We live in a generation that has played every single mind game, and beat it like a level in some video game. We specialize in learning “the tricks of the trade” from magazine suggestions that serve as secret power-ups. Social media interactions are calculated conversations, where you only have one life.
Don’t you send that double text, or it’ll be GAME OVER (*sad bleeps*). Mind games and tricks are a thing of middle school and should remain that way for everyone at that level of maturity.
Generation-Y has advanced to getting just about everything they want from careers and education, and generally, if a Gen-Yer wants a certain someone, he or she will go out and get that person, too.
So, wouldn’t you hope that after all of these questionable experiences, we would finally learn our lesson to get to the next level? Nope.
What’s holding us back is the repetition of mistakes we make by expecting something from someone we know isn’t interested (or someone we hope one day may become interested).
By expecting something from someone who’s playing games, we put ourselves in a vulnerable position to be hurt by someone who is just in it for the chase. If someone is truly interested, he or she will act accordingly, and as a result, our expectations will likely fall to the wayside.
Sometimes, when we do make things known and receive negative or no feedback, we hang on to the possibility of a positive future with this person.
This is also detrimental to our well-being because we open ourselves up to the idea of being happily together with someone, when he or she has shown no intentions of having this future we've created in our mind.

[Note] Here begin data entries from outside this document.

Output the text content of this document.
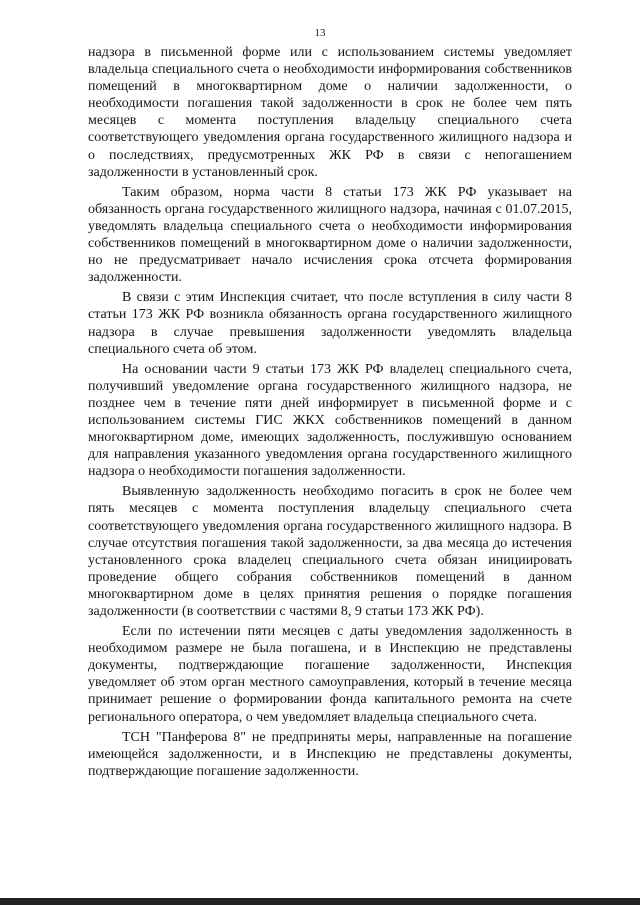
13

надзора в письменной форме или с использованием системы уведомляет владельца специального счета о необходимости информирования собственников помещений в многоквартирном доме о наличии задолженности, о необходимости погашения такой задолженности в срок не более чем пять месяцев с момента поступления владельцу специального счета соответствующего уведомления органа государственного жилищного надзора и о последствиях, предусмотренных ЖК РФ в связи с непогашением задолженности в установленный срок.

Таким образом, норма части 8 статьи 173 ЖК РФ указывает на обязанность органа государственного жилищного надзора, начиная с 01.07.2015, уведомлять владельца специального счета о необходимости информирования собственников помещений в многоквартирном доме о наличии задолженности, но не предусматривает начало исчисления срока отсчета формирования задолженности.

В связи с этим Инспекция считает, что после вступления в силу части 8 статьи 173 ЖК РФ возникла обязанность органа государственного жилищного надзора в случае превышения задолженности уведомлять владельца специального счета об этом.

На основании части 9 статьи 173 ЖК РФ владелец специального счета, получивший уведомление органа государственного жилищного надзора, не позднее чем в течение пяти дней информирует в письменной форме и с использованием системы ГИС ЖКХ собственников помещений в данном многоквартирном доме, имеющих задолженность, послужившую основанием для направления указанного уведомления органа государственного жилищного надзора о необходимости погашения задолженности.

Выявленную задолженность необходимо погасить в срок не более чем пять месяцев с момента поступления владельцу специального счета соответствующего уведомления органа государственного жилищного надзора. В случае отсутствия погашения такой задолженности, за два месяца до истечения установленного срока владелец специального счета обязан инициировать проведение общего собрания собственников помещений в данном многоквартирном доме в целях принятия решения о порядке погашения задолженности (в соответствии с частями 8, 9 статьи 173 ЖК РФ).

Если по истечении пяти месяцев с даты уведомления задолженность в необходимом размере не была погашена, и в Инспекцию не представлены документы, подтверждающие погашение задолженности, Инспекция уведомляет об этом орган местного самоуправления, который в течение месяца принимает решение о формировании фонда капитального ремонта на счете регионального оператора, о чем уведомляет владельца специального счета.

ТСН "Панферова 8" не предприняты меры, направленные на погашение имеющейся задолженности, и в Инспекцию не представлены документы, подтверждающие погашение задолженности.
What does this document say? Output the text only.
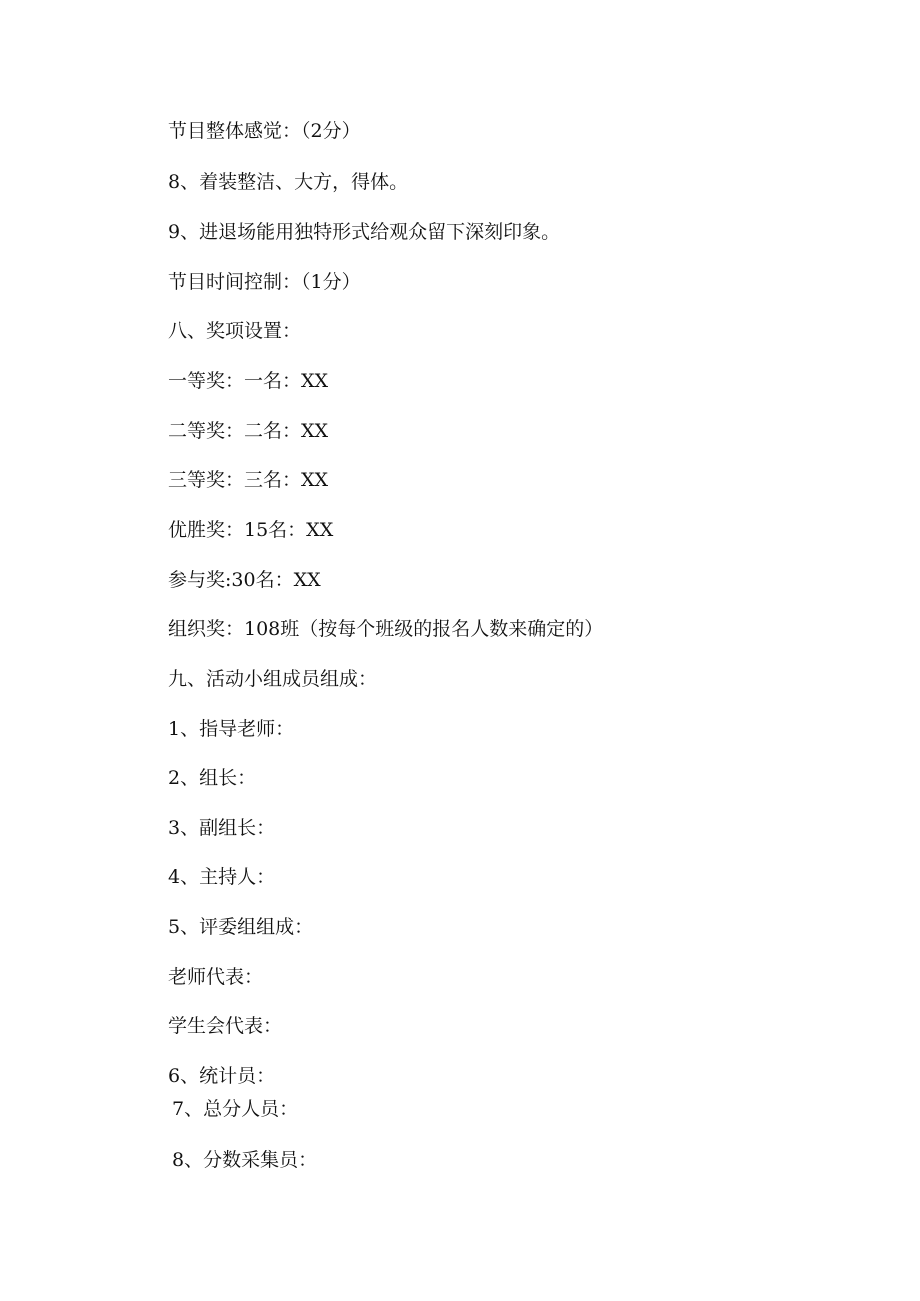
节目整体感觉：（2分）
8、着装整洁、大方，得体。
9、进退场能用独特形式给观众留下深刻印象。
节目时间控制：（1分）
八、奖项设置：
一等奖：一名：XX
二等奖：二名：XX
三等奖：三名：XX
优胜奖：15名：XX
参与奖:30名：XX
组织奖：108班（按每个班级的报名人数来确定的）
九、活动小组成员组成：
1、指导老师：
2、组长：
3、副组长：
4、主持人：
5、评委组组成：
老师代表：
学生会代表：
6、统计员：
7、总分人员：
8、分数采集员：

We're essentially expecting our fantasy to be fulfilled by someone who will leave only an empty void and provide nothing but disappointment.
When we find ourselves especially enamored with someone, even the slightest interaction can give us hope. It's important in this situation to really listen to our intuition, and in this case, an outside party like good friends.
It's hard to face the stone cold truth when we hold on to hope for a potential connection, but doing so is like ripping off a Band-Aid: It’s necessary and bound to happen, regardless of any procrastination attempts.
So, what's the best way to handle it? Be real and honest with yourself. You're doing yourself a huge favor by moving on, possibly to someone who feels the same way about you that you feel about him or her. Don't spend time, or rather, waste time, by feeding into unrealistic expectations.
Some would argue that this is a cynical view, and maybe it is, but at a certain point, you'll be left feeling jaded by the disappointments brought on by harboring expectation.
When I've found successful relationships, it was effortless and without worry.
No games were involved and no unfulfilled expectations were had. When I wait (anxiously) for a chosen "special" someone, I’m a lot happier and make my intentions clear from the start. If things work out, great and if I get rejected, I learn and move on.
I detest the memories associated with waiting on someone — usually longer than necessary — only to receive nothing in return.
Here’s the thing to remember: If you expect nothing, you won’t waste time waiting or worrying. Instead, you will spend that time concerned with only your happiness in the moment, not what could potentially be. Most importantly, if things don’t work out between you and a player, it won't leave a scar.
Perhaps best of all, having no expectations allows for the joy of surprises.
While you were busy traveling, writing or doing whatever it is you love to do, you were creating a happier you who has more to share with a partner.
When a suitable partner does find his or her way to you, whether you were looking for it or not, he or she will just add even more value to your already full, happy and validated life.